W ramach podpisanej umowy wybudowanych zostanie sześć modułowych reaktorów nuklearnych z możliwością rozbudowy do dwunastu. Ich moc zainstalowaną określa się na poziomie ok. 1 GW. Jak informuje KGHM, firma NuScale Power stworzyła nowatorski, modułowy projekt elektrowni jądrowej z reaktorem lekkowodnym. Wytwarzana przez elektrownię energia może być wykorzystana do produkcji energii elektrycznej, odsalania wody, a także produkcji wodoru i ciepła.

Małe reaktory jądrowe mają być zbudowane na potrzeby KGHM, lecz nie wyklucza się przy tym ich dodatkowego wykorzystania na cele komercyjne. Według informacji przekazanych przez ministerstwo, małe reaktory nuklearne mają być uzupełnieniem dla dużych. Warto przy tym dodać, że według rządowych zapowiedzi duże reaktory jądrowe mają zacząć swoje funkcjonowanie w Polsce w połowie lat 30. XXI w.

Polskie plany rozwoju energetyki jądrowej spotkały się z niezadowoleniem Niemiec. Groźba użycia „instrumentów prawnych”, w przypadku gdyby Polska zaczęła budować reaktory jądrowe, padła podczas wizyty w Warszawie Steffi Lemke, minister środowiska, ochrony przyrody, bezpieczeństwa jądrowego i ochrony konsumentów Niemiec. Spotkała się z nią minister klimatu i środowiska Anna Moskwa. 

Jeśli w Polsce dojdzie do budowy reaktorów, to będziemy pracować z użyciem odpowiednich instrumentów prawnych, dla mnie to oczywistość – stwierdziła Steffi Lemke. Podkreśliła przy tym, że zdaniem Berlina energia atomowa „nie jest dobrym ani bezpiecznym rozwiązaniem dopływu energii w przyszłości”. 

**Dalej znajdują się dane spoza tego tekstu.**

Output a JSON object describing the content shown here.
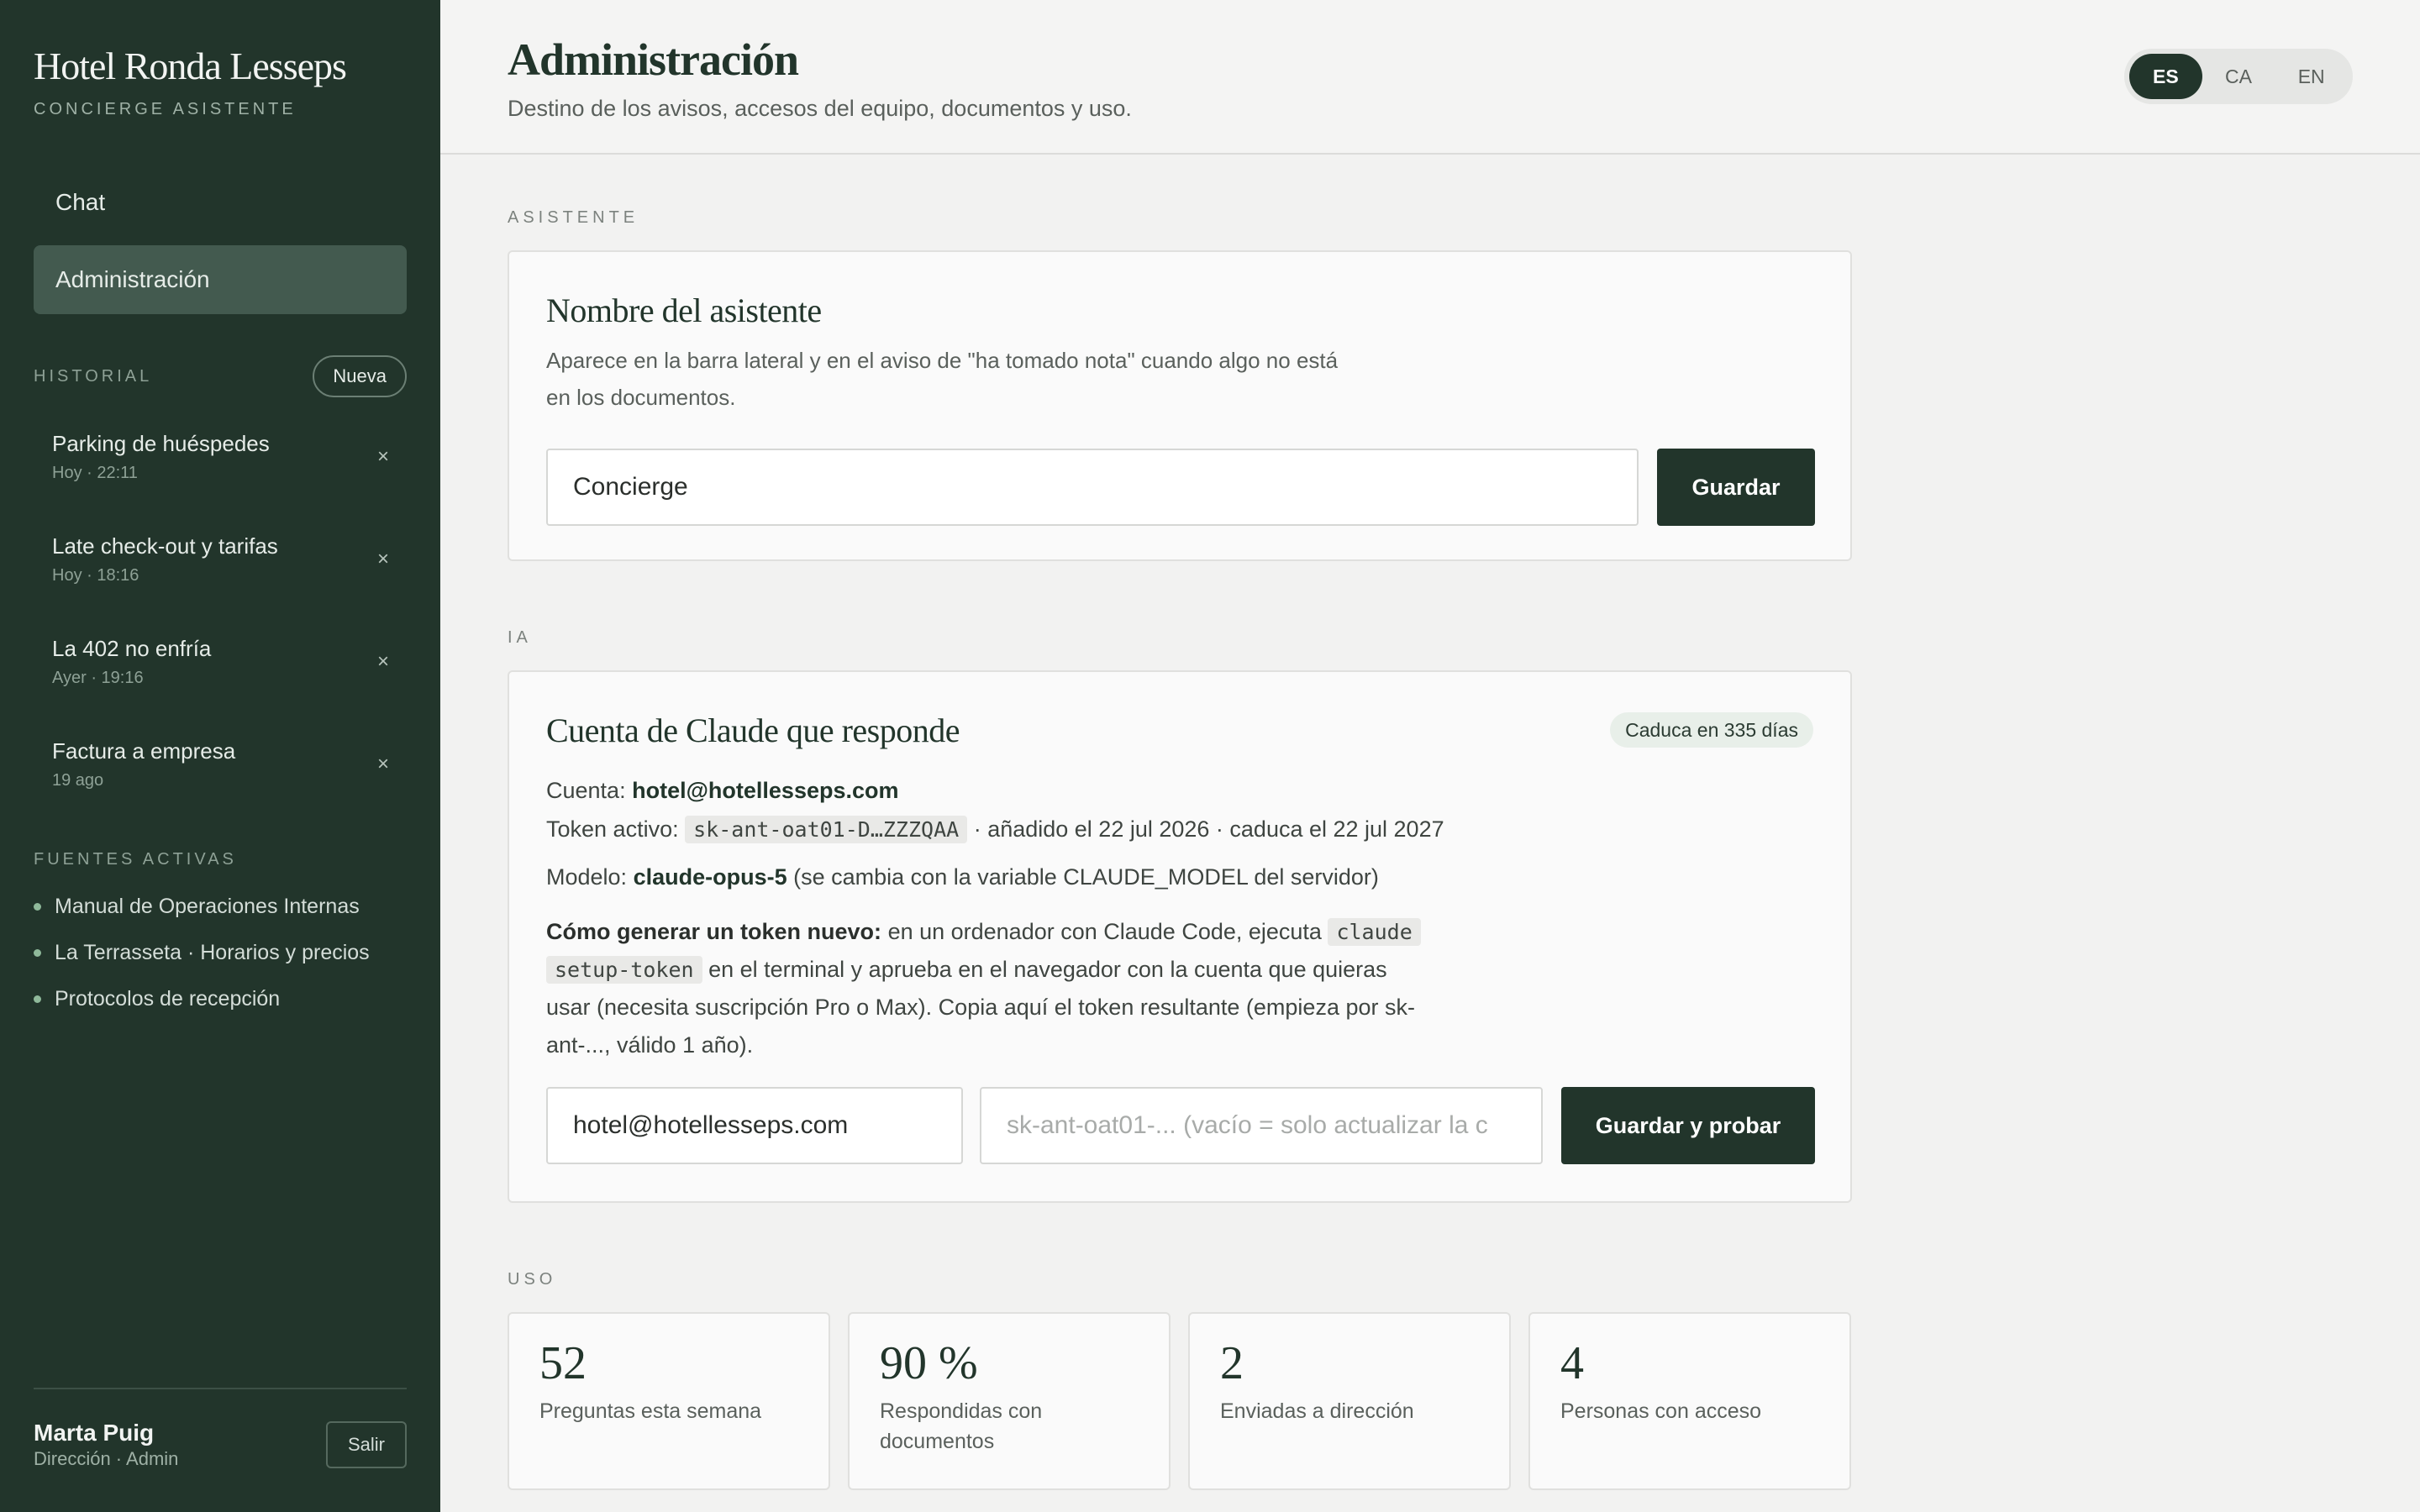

Steffi Lemke przypomniała, że Niemcy chcą do końca 2022 r. wyłączyć ostatnie trzy działające elektrownie jądrowe. Ostatnie trzy jednostki jądrowe w Niemczech to Isar 2, Emsland i Neckarwestheim, w każdej z nich pracuje jeden reaktor jądrowy. Ich łączna moc to 4,3 GW brutto.

Deutsche Welle, komentując spotkanie Lemke z Anną Moskwą, przypomniała, że cały niemiecki rząd konsekwentnie odrzuca sklasyfikowanie energetyki jądrowej jako odnawialnego źródła energii w unijnej taksonomii (potoczna nazwa rozporządzenia UE dot. ustanowienia ram ułatwiających zrównoważone inwestycje). Deutsche Welle dodała, że polskie plany budowy atomu wywołują w Niemczech niepokój i obawy o bezpieczeństwo.